# "No Costume, No Candy" Lyrics - Anyone Got 'Em?



## halloweenscreamqueen (Jul 23, 2007)

Does anyone have the lyrics to "No Costume, No Candy" by the Swingin' Neckbreakers?


----------



## Nocturnaloner (Nov 1, 2008)

*Swingin Neckbreakers - No Costume, No Candy lyrics*



halloweenscreamqueen said:


> Does anyone have the lyrics to "No Costume, No Candy" by the Swingin' Neckbreakers?

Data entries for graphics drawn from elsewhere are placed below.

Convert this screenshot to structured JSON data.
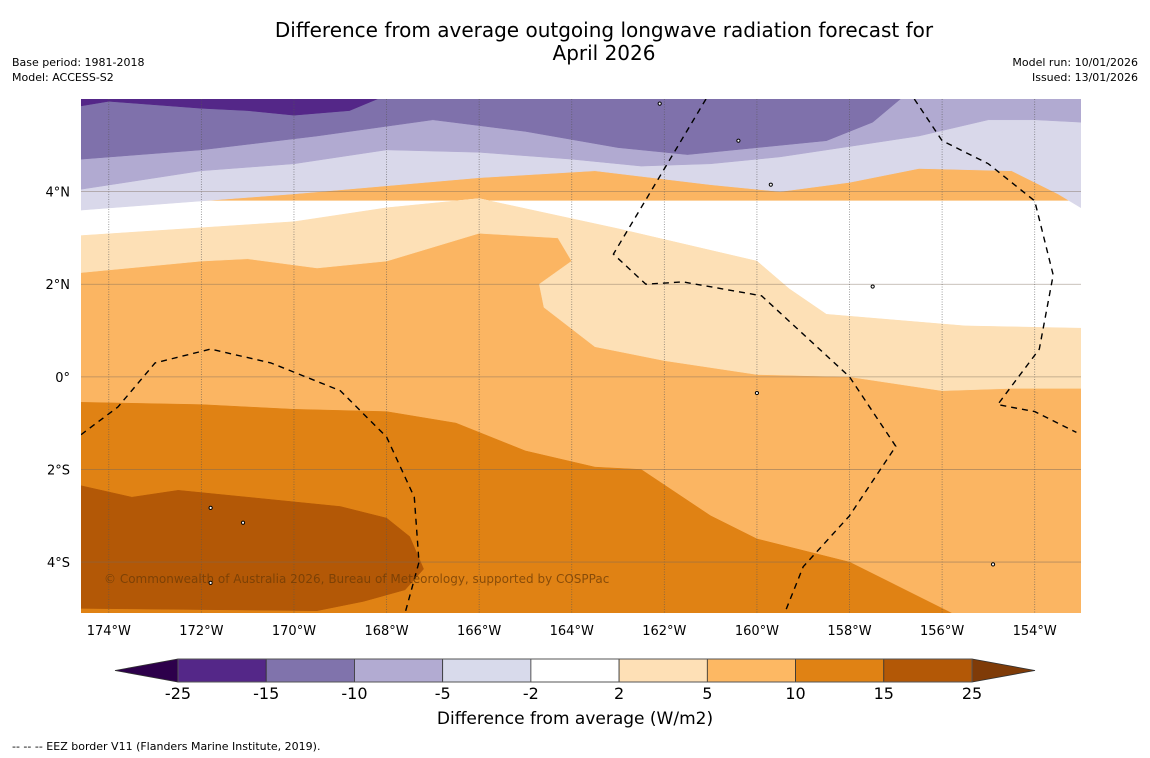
{
  "header": {
    "title_line1": "Difference from average outgoing longwave radiation forecast for",
    "title_line2": "April 2026",
    "base_period": "Base period: 1981-2018",
    "model": "Model: ACCESS-S2",
    "model_run": "Model run: 10/01/2026",
    "issued": "Issued: 13/01/2026"
  },
  "map": {
    "extent": {
      "lon_min": -174.6,
      "lon_max": -153.0,
      "lat_min": -5.1,
      "lat_max": 6.0
    },
    "lon_ticks": [
      -174,
      -172,
      -170,
      -168,
      -166,
      -164,
      -162,
      -160,
      -158,
      -156,
      -154
    ],
    "lon_tick_labels": [
      "174°W",
      "172°W",
      "170°W",
      "168°W",
      "166°W",
      "164°W",
      "162°W",
      "160°W",
      "158°W",
      "156°W",
      "154°W"
    ],
    "lat_ticks": [
      4,
      2,
      0,
      -2,
      -4
    ],
    "lat_tick_labels": [
      "4°N",
      "2°N",
      "0°",
      "2°S",
      "4°S"
    ],
    "copyright": "© Commonwealth of Australia 2026, Bureau of Meteorology, supported by COSPPac",
    "background_color": "#fbb562",
    "contours": [
      {
        "level": "-2 to 2",
        "color": "#ffffff",
        "points": [
          [
            -174.6,
            3.8
          ],
          [
            -153.0,
            3.8
          ],
          [
            -153.0,
            1.05
          ],
          [
            -155.5,
            1.1
          ],
          [
            -158.5,
            1.35
          ],
          [
            -159.3,
            1.9
          ],
          [
            -160.0,
            2.5
          ],
          [
            -163.0,
            3.2
          ],
          [
            -166.0,
            3.85
          ],
          [
            -168.0,
            3.65
          ],
          [
            -170.0,
            3.35
          ],
          [
            -174.6,
            3.05
          ]
        ]
      },
      {
        "level": "-5 to -2",
        "color": "#d9d8ea",
        "points": [
          [
            -174.6,
            6.0
          ],
          [
            -153.0,
            6.0
          ],
          [
            -153.0,
            3.65
          ],
          [
            -153.5,
            3.95
          ],
          [
            -154.5,
            4.45
          ],
          [
            -156.5,
            4.5
          ],
          [
            -158.0,
            4.2
          ],
          [
            -159.5,
            4.0
          ],
          [
            -161.0,
            4.15
          ],
          [
            -163.5,
            4.45
          ],
          [
            -166.0,
            4.3
          ],
          [
            -170.0,
            3.95
          ],
          [
            -174.6,
            3.6
          ]
        ]
      },
      {
        "level": "-10 to -5",
        "color": "#b1aad1",
        "points": [
          [
            -174.6,
            6.0
          ],
          [
            -153.0,
            6.0
          ],
          [
            -153.0,
            5.5
          ],
          [
            -154.0,
            5.55
          ],
          [
            -155.0,
            5.55
          ],
          [
            -156.5,
            5.2
          ],
          [
            -157.5,
            5.05
          ],
          [
            -159.5,
            4.75
          ],
          [
            -161.0,
            4.6
          ],
          [
            -162.5,
            4.55
          ],
          [
            -164.0,
            4.7
          ],
          [
            -166.0,
            4.85
          ],
          [
            -168.0,
            4.9
          ],
          [
            -170.0,
            4.6
          ],
          [
            -172.0,
            4.45
          ],
          [
            -174.6,
            4.05
          ]
        ]
      },
      {
        "level": "-15 to -10",
        "color": "#7f71ab",
        "points": [
          [
            -174.6,
            6.0
          ],
          [
            -156.9,
            6.0
          ],
          [
            -157.5,
            5.5
          ],
          [
            -158.5,
            5.1
          ],
          [
            -161.5,
            4.8
          ],
          [
            -163.0,
            4.95
          ],
          [
            -165.0,
            5.3
          ],
          [
            -167.0,
            5.55
          ],
          [
            -169.5,
            5.2
          ],
          [
            -172.0,
            4.9
          ],
          [
            -174.6,
            4.7
          ]
        ]
      },
      {
        "level": "-25 to -15",
        "color": "#542788",
        "points": [
          [
            -174.6,
            6.0
          ],
          [
            -168.2,
            6.0
          ],
          [
            -168.8,
            5.75
          ],
          [
            -170.0,
            5.65
          ],
          [
            -171.0,
            5.75
          ],
          [
            -172.0,
            5.8
          ],
          [
            -174.0,
            5.95
          ],
          [
            -174.6,
            5.85
          ]
        ]
      },
      {
        "level": "2 to 5",
        "color": "#fde0b6",
        "points": [
          [
            -174.6,
            3.05
          ],
          [
            -170.0,
            3.35
          ],
          [
            -168.0,
            3.65
          ],
          [
            -166.0,
            3.85
          ],
          [
            -163.0,
            3.2
          ],
          [
            -160.0,
            2.5
          ],
          [
            -159.3,
            1.9
          ],
          [
            -158.5,
            1.35
          ],
          [
            -155.5,
            1.1
          ],
          [
            -153.0,
            1.05
          ],
          [
            -153.0,
            -0.25
          ],
          [
            -154.5,
            -0.25
          ],
          [
            -156.0,
            -0.3
          ],
          [
            -158.0,
            0.0
          ],
          [
            -160.0,
            0.05
          ],
          [
            -162.0,
            0.35
          ],
          [
            -163.5,
            0.65
          ],
          [
            -164.6,
            1.5
          ],
          [
            -164.7,
            2.0
          ],
          [
            -164.0,
            2.5
          ],
          [
            -164.3,
            3.0
          ],
          [
            -166.0,
            3.1
          ],
          [
            -168.0,
            2.5
          ],
          [
            -169.5,
            2.35
          ],
          [
            -171.0,
            2.55
          ],
          [
            -172.0,
            2.5
          ],
          [
            -174.6,
            2.25
          ]
        ]
      },
      {
        "level": "10 to 15",
        "color": "#e08214",
        "points": [
          [
            -174.6,
            -0.55
          ],
          [
            -172.0,
            -0.6
          ],
          [
            -170.0,
            -0.7
          ],
          [
            -168.0,
            -0.75
          ],
          [
            -166.5,
            -1.0
          ],
          [
            -165.0,
            -1.6
          ],
          [
            -163.5,
            -1.95
          ],
          [
            -162.5,
            -2.0
          ],
          [
            -161.0,
            -3.0
          ],
          [
            -160.0,
            -3.5
          ],
          [
            -158.0,
            -4.0
          ],
          [
            -157.0,
            -4.5
          ],
          [
            -155.8,
            -5.1
          ],
          [
            -174.6,
            -5.1
          ]
        ]
      },
      {
        "level": "15 to 25",
        "color": "#b35806",
        "points": [
          [
            -174.6,
            -2.35
          ],
          [
            -173.5,
            -2.6
          ],
          [
            -172.5,
            -2.45
          ],
          [
            -171.0,
            -2.6
          ],
          [
            -169.0,
            -2.8
          ],
          [
            -168.0,
            -3.05
          ],
          [
            -167.5,
            -3.45
          ],
          [
            -167.2,
            -4.15
          ],
          [
            -167.6,
            -4.6
          ],
          [
            -168.5,
            -4.85
          ],
          [
            -169.5,
            -5.05
          ],
          [
            -174.6,
            -5.0
          ]
        ]
      }
    ],
    "eez_lines": [
      [
        [
          -174.6,
          -1.25
        ],
        [
          -173.8,
          -0.65
        ],
        [
          -173.0,
          0.3
        ],
        [
          -171.8,
          0.6
        ],
        [
          -170.5,
          0.3
        ],
        [
          -169.0,
          -0.3
        ],
        [
          -168.0,
          -1.3
        ],
        [
          -167.4,
          -2.6
        ],
        [
          -167.3,
          -4.0
        ],
        [
          -167.6,
          -5.1
        ]
      ],
      [
        [
          -161.1,
          6.0
        ],
        [
          -163.1,
          2.65
        ],
        [
          -162.4,
          2.0
        ],
        [
          -161.6,
          2.05
        ],
        [
          -159.9,
          1.75
        ],
        [
          -158.0,
          0.0
        ],
        [
          -157.0,
          -1.5
        ],
        [
          -158.0,
          -3.0
        ],
        [
          -159.0,
          -4.1
        ],
        [
          -159.4,
          -5.1
        ]
      ],
      [
        [
          -156.6,
          6.0
        ],
        [
          -156.0,
          5.1
        ],
        [
          -155.0,
          4.6
        ],
        [
          -154.0,
          3.8
        ],
        [
          -153.6,
          2.2
        ],
        [
          -153.9,
          0.6
        ],
        [
          -154.8,
          -0.6
        ],
        [
          -154.0,
          -0.75
        ],
        [
          -153.1,
          -1.2
        ]
      ]
    ],
    "islands": [
      {
        "lon": -171.8,
        "lat": -2.83
      },
      {
        "lon": -171.1,
        "lat": -3.15
      },
      {
        "lon": -171.8,
        "lat": -4.45
      },
      {
        "lon": -159.7,
        "lat": 4.15
      },
      {
        "lon": -157.5,
        "lat": 1.95
      },
      {
        "lon": -160.0,
        "lat": -0.35
      },
      {
        "lon": -154.9,
        "lat": -4.05
      },
      {
        "lon": -162.1,
        "lat": 5.9
      },
      {
        "lon": -160.4,
        "lat": 5.1
      }
    ]
  },
  "colorbar": {
    "label": "Difference from average (W/m2)",
    "ticks": [
      "-25",
      "-15",
      "-10",
      "-5",
      "-2",
      "2",
      "5",
      "10",
      "15",
      "25"
    ],
    "low_extend_color": "#2d004b",
    "high_extend_color": "#7f3b08",
    "bins": [
      {
        "from": -25,
        "to": -15,
        "color": "#542788"
      },
      {
        "from": -15,
        "to": -10,
        "color": "#8073ac"
      },
      {
        "from": -10,
        "to": -5,
        "color": "#b2abd2"
      },
      {
        "from": -5,
        "to": -2,
        "color": "#d8daeb"
      },
      {
        "from": -2,
        "to": 2,
        "color": "#ffffff"
      },
      {
        "from": 2,
        "to": 5,
        "color": "#fee0b6"
      },
      {
        "from": 5,
        "to": 10,
        "color": "#fdb863"
      },
      {
        "from": 10,
        "to": 15,
        "color": "#e08214"
      },
      {
        "from": 15,
        "to": 25,
        "color": "#b35806"
      }
    ]
  },
  "footer": {
    "eez_note": "--  --  -- EEZ border V11 (Flanders Marine Institute, 2019)."
  }
}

Alright, since Google yields nothing, and this is my favorite song on Halloween Hootenanny, I will give it a shot:



> Yeah the spooks come out tonight, it's time to trick or treat
> You better answer your door, or find your pumpkin smashed in the street
> 
> I've got my costume and candy, and I'm ready for Halloween
> ...



There, how's that? I expect a lyric bot from one of the spammy lyrics sites to come by and harvest this presently. The hellbound line is the hardest one to make out, so that could be totally wrong. Excuse me, while I kiss this guy.


----------



## zleviticus (Sep 11, 2009)

This may just be me but it sounds more like:
"It's not the trick or the treat, it's the sweets, these kids they hellbound"

Maybe? or not.. LOL


----------



## Nocturnaloner (Nov 1, 2008)

zleviticus said:


> This may just be me but it sounds more like:
> "It's not the trick or the treat, it's the sweets, these kids they hellbound"
> 
> Maybe? or not.. LOL


These kids they help out?
These kids say hey don't pout?


----------



## halloweenscreamqueen (Jul 23, 2007)

I'm thinkin' hellbound... Thanks Nocturnaloner! If I can get this to work, I'll post a vid of my singing LOR skull!


----------